Claim: A "Segregated Cell" Captive is a "Bad Structure"

Reality: Segregated Assets Plans or Protected Cell Companies are now present in a large majority of domestic and foreign captive domiciles. As with every other captive structure, if done properly there is nothing inherently wrong or devious about such a formation, and they can often be more efficient than a traditional stand-alone structure.

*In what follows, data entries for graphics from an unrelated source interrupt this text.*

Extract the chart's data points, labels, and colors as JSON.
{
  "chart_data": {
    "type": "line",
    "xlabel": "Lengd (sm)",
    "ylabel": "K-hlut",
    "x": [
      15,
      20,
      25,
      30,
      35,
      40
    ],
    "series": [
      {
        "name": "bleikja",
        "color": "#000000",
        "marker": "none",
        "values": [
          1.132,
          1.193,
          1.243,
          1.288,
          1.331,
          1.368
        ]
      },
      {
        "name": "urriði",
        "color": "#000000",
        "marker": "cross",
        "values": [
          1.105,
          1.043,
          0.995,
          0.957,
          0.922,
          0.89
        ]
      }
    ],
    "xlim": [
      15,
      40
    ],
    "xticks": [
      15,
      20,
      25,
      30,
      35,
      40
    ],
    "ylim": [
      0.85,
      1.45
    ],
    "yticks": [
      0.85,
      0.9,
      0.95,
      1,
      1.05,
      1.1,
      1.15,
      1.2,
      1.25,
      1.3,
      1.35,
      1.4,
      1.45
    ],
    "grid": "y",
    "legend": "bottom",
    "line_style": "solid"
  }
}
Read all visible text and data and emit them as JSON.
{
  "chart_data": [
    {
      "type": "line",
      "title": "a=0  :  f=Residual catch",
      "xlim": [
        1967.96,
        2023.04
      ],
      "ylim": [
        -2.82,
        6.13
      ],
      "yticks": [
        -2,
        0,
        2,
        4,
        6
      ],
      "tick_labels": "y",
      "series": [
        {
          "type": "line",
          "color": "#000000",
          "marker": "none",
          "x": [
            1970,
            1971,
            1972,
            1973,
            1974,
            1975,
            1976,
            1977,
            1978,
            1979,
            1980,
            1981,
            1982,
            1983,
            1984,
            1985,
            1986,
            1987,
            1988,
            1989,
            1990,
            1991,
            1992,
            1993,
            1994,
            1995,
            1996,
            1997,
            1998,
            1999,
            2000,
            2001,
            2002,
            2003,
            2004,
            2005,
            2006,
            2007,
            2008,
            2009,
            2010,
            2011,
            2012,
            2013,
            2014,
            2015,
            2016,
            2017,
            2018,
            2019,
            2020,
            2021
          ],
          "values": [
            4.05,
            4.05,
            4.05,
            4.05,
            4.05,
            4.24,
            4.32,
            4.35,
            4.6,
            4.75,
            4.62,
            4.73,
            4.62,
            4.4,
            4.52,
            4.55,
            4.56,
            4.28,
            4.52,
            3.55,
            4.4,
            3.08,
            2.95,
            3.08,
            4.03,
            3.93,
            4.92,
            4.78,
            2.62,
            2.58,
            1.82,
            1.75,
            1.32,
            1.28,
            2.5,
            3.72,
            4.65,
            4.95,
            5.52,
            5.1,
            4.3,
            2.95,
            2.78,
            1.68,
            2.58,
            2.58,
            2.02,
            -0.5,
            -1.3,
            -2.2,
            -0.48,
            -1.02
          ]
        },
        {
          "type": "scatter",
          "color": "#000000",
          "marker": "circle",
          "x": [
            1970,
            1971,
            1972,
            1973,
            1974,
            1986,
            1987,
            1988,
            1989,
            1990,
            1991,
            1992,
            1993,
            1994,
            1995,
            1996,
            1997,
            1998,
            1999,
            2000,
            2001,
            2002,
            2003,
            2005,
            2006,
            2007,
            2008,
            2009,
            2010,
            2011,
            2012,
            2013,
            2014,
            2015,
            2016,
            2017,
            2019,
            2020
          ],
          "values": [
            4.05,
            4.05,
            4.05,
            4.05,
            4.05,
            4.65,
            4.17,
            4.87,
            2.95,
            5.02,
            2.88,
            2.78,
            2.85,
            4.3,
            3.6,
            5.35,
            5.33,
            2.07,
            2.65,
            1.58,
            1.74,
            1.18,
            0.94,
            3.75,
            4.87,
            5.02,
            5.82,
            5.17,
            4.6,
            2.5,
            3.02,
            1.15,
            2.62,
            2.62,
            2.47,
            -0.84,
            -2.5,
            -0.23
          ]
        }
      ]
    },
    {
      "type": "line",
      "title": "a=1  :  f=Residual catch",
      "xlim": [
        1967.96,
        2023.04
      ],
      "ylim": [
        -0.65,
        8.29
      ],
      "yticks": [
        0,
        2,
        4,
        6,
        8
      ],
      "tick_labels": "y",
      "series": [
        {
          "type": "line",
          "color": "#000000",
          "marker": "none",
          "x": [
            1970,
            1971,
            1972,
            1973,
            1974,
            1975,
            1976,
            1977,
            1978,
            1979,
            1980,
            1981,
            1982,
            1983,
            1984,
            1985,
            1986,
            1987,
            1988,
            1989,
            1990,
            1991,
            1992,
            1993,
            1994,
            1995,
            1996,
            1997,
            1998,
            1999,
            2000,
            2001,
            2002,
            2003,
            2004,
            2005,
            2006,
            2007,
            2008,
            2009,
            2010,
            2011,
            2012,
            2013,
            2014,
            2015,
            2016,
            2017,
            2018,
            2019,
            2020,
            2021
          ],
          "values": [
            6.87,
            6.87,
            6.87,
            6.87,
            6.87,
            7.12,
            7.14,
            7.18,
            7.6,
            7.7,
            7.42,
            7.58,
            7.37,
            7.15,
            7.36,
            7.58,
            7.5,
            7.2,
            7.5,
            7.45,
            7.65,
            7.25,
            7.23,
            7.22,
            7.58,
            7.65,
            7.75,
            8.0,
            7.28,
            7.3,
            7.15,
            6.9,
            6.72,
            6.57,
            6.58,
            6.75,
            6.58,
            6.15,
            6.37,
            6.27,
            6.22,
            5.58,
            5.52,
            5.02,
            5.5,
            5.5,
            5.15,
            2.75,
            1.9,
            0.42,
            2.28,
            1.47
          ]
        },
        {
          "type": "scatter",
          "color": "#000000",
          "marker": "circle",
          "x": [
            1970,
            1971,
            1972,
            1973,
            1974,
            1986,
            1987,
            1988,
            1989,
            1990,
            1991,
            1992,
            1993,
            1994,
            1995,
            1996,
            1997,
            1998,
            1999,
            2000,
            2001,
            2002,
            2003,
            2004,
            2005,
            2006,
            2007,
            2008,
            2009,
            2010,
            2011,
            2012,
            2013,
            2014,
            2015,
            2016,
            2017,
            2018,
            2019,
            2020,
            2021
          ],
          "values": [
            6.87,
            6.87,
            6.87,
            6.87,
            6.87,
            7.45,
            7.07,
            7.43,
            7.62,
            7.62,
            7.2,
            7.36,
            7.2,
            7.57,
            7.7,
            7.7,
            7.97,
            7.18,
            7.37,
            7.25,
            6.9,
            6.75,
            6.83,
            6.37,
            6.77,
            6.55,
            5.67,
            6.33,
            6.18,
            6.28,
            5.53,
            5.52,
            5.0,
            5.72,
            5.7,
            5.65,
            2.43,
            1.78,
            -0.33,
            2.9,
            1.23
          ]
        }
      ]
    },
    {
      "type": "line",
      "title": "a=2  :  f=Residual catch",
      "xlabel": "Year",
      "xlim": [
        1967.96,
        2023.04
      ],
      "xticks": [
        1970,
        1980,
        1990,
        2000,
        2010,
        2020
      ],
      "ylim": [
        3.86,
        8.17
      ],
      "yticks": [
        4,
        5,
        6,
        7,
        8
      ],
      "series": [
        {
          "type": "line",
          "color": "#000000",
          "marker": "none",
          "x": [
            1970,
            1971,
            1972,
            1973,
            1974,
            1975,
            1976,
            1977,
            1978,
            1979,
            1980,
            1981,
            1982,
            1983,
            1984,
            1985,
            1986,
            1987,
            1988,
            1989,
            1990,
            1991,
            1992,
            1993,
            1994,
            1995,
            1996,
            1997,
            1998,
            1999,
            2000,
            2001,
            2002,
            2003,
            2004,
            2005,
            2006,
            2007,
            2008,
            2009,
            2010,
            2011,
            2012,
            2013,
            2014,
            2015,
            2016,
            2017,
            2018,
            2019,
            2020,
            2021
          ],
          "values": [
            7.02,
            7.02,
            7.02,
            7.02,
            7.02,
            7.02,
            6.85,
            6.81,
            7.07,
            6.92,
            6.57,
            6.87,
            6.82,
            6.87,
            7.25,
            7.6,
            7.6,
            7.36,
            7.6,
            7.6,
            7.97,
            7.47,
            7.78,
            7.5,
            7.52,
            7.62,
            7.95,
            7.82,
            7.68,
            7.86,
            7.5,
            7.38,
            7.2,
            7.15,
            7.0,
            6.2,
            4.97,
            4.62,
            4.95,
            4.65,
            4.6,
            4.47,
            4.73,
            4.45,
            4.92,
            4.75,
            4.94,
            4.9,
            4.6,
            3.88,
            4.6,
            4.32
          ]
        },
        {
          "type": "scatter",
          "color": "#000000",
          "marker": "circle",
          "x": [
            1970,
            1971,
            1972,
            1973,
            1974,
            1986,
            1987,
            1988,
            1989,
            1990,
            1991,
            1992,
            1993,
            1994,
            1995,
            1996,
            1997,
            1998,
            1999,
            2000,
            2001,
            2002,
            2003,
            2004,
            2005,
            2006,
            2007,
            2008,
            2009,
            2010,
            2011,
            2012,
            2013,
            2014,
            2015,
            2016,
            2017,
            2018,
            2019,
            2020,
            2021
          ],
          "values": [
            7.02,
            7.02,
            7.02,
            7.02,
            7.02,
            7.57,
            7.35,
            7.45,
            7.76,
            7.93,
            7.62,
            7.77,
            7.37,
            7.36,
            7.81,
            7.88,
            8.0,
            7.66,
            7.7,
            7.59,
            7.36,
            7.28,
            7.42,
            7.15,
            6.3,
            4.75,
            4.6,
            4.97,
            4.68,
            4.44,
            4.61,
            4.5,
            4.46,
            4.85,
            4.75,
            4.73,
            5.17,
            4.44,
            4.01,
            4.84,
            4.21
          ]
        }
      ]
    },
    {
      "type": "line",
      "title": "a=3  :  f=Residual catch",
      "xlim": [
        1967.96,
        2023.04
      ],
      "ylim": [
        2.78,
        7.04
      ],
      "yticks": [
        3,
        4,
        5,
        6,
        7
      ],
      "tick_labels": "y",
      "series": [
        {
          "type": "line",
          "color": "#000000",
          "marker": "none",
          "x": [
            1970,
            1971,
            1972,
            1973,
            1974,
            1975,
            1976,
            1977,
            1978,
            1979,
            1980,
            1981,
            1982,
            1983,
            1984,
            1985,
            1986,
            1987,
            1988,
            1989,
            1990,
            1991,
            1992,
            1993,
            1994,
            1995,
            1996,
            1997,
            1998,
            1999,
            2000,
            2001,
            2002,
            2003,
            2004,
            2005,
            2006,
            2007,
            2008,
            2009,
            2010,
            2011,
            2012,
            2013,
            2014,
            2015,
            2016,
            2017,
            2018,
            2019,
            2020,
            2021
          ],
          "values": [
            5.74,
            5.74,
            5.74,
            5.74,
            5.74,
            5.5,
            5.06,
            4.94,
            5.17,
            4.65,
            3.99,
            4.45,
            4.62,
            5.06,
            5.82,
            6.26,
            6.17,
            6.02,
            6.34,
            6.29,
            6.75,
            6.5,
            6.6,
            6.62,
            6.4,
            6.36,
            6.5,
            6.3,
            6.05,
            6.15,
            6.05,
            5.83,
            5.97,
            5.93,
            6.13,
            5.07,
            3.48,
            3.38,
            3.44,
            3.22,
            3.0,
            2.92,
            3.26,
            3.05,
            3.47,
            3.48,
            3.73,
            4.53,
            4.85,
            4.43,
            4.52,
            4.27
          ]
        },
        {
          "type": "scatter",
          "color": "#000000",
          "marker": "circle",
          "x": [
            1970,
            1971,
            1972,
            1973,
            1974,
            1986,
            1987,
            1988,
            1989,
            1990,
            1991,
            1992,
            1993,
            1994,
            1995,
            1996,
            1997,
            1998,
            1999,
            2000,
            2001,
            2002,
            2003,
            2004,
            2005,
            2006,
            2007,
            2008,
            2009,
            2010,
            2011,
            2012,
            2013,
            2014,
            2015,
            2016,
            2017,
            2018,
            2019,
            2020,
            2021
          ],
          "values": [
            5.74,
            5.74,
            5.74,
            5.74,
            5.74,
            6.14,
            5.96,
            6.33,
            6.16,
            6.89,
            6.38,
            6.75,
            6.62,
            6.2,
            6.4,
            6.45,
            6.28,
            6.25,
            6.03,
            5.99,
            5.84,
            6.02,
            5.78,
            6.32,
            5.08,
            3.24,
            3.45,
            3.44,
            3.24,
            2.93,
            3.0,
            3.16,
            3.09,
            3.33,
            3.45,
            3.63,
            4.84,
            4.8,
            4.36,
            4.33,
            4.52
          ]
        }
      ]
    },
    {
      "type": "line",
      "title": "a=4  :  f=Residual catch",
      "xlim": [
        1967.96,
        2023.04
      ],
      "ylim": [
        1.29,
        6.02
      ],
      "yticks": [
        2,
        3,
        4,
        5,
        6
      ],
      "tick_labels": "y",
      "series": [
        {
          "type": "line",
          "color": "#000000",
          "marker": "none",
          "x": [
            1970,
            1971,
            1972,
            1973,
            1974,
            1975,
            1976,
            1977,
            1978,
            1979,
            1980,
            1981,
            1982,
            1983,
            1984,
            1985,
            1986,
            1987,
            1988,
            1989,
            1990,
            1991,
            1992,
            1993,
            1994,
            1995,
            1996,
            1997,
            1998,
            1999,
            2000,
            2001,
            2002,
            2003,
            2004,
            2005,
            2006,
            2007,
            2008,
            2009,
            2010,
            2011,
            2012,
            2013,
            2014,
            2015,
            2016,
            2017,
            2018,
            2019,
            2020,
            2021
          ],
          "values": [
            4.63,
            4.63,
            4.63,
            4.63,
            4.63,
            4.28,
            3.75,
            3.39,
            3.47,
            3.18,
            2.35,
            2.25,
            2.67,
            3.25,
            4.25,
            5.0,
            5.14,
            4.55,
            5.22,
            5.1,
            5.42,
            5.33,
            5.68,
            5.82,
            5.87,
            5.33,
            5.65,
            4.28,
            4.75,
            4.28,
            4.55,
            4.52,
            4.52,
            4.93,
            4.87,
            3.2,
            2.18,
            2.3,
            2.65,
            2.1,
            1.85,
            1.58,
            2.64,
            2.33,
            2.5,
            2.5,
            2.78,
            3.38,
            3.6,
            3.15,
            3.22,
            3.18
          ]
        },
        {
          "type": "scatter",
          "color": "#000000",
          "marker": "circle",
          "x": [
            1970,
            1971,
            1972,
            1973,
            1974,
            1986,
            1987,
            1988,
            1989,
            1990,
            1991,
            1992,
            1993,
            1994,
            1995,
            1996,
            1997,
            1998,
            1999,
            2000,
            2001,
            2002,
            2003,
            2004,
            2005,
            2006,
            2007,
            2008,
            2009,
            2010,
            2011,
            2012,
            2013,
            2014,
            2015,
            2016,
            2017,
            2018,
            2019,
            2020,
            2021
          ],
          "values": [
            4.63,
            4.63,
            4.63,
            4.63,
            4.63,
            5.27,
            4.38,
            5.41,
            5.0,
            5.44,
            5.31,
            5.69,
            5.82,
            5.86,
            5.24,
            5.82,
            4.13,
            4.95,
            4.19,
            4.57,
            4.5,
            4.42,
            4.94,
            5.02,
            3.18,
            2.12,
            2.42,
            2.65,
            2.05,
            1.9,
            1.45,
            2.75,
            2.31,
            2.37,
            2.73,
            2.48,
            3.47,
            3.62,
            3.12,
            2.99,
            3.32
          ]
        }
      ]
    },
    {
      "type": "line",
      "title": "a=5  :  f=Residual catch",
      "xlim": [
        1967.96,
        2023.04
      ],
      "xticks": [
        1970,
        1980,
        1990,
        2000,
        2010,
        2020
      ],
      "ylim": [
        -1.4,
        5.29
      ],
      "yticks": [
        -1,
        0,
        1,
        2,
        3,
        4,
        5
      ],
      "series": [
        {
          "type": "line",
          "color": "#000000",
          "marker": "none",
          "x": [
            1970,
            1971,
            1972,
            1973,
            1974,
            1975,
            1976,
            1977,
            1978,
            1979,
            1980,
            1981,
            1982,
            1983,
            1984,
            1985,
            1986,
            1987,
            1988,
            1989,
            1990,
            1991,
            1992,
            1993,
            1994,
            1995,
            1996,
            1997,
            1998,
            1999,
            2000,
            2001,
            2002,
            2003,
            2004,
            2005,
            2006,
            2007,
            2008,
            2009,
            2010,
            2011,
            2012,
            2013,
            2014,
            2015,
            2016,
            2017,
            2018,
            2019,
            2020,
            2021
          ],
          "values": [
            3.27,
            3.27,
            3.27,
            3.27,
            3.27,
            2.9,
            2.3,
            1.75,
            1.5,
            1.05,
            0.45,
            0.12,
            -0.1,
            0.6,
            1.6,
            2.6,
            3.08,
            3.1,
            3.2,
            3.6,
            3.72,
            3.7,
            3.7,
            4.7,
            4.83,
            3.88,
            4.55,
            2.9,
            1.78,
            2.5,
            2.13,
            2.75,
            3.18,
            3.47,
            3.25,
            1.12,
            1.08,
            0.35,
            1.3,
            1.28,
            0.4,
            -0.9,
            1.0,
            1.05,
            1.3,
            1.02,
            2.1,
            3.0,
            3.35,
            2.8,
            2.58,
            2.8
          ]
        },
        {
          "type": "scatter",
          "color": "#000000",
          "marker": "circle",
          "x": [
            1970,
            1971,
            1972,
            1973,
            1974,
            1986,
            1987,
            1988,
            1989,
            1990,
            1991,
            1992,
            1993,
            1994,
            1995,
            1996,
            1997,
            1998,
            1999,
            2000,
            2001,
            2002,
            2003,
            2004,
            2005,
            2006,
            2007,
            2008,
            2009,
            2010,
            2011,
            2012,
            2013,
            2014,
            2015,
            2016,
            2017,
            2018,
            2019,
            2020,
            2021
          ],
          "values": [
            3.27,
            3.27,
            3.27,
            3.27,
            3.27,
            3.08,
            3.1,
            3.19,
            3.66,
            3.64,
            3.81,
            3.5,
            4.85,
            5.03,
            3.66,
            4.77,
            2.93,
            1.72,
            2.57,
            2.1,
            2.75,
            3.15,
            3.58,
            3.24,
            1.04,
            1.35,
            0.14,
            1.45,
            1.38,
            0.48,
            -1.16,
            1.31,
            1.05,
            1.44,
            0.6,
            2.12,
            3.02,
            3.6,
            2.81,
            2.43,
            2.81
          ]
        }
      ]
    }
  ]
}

Let's take a look at the history of cell structures. Domiciles round the world have enacted protected cell captive legislation. Guernsey was the first in 1997, followed by Bermuda and Cayman in 1998, and Vermont, Rhode Island, and Illinois in 1999. South Carolina and others have passed similar legislation. Puerto Rico has passed "Segregated Assets Plan" legislation under Chapter 61 of the Puerto Rico Insurance Laws for International Insurance companies, with higher capital requirements than some domestic mainland domiciles.

Claim: Puerto Rico's territorial status and its citizens are being employed as unwitting participants to set up spurious captive structures.

Reality: The Puerto Rican government, from the Governor and the highly-qualified and engaged staff of the Office of the Commissioner of Insurance, to the the Economic Development agencies, are well-versed in the details of captive insurance. From an industry participation perspective, risk management professionals have invested time and resources in Puerto Rico, as have major legal firms, top ranked actuarial firms, and accomplished CPA firms, all of whom work closely with the Puerto Rican regulators. The hardworking insurance professionals who drafted and police the insurance laws of Puerto Rico, and the US Citizens (all types) who travel to, live and work in Puerto Rico, all deserve industry respect.

Claim: Puerto Rico allows promoters to offer bogus captive programs with "absurdly high premiums, vague coverage wordings and low claim risk pools"

Reality: In light of the recent Avrahami tax case, it is very unlikely that any self-respecting captive manager would conceive of offering such a bizarre program, or if they did, that that any competent business owner or trusted advisor would contemplate taking part in such a program. In fact, it's a laughable assertion. The members of the Puerto Rico International Insurers Association are proud to operate under a robust regulatory regime, and encourage all interested parties to learn more about Puerto Rico and the advantages of working, living in or doing business with Puerto Rico.

Puerto Rico expects and welcomes prospective captive clients and advisors to do a thorough due diligence of the domicile. Uneducated and malicious claims do a grave disservice to Puerto Rico and the captive industry generally, and are especially unfortunate as the island recovers from the effects of Hurricane Maria. The Puerto Rico International Insurers Association is proud to operate under robust insurance laws, a strong regulatory presence and a transparent framework in place for captive owners, managers and participants alike.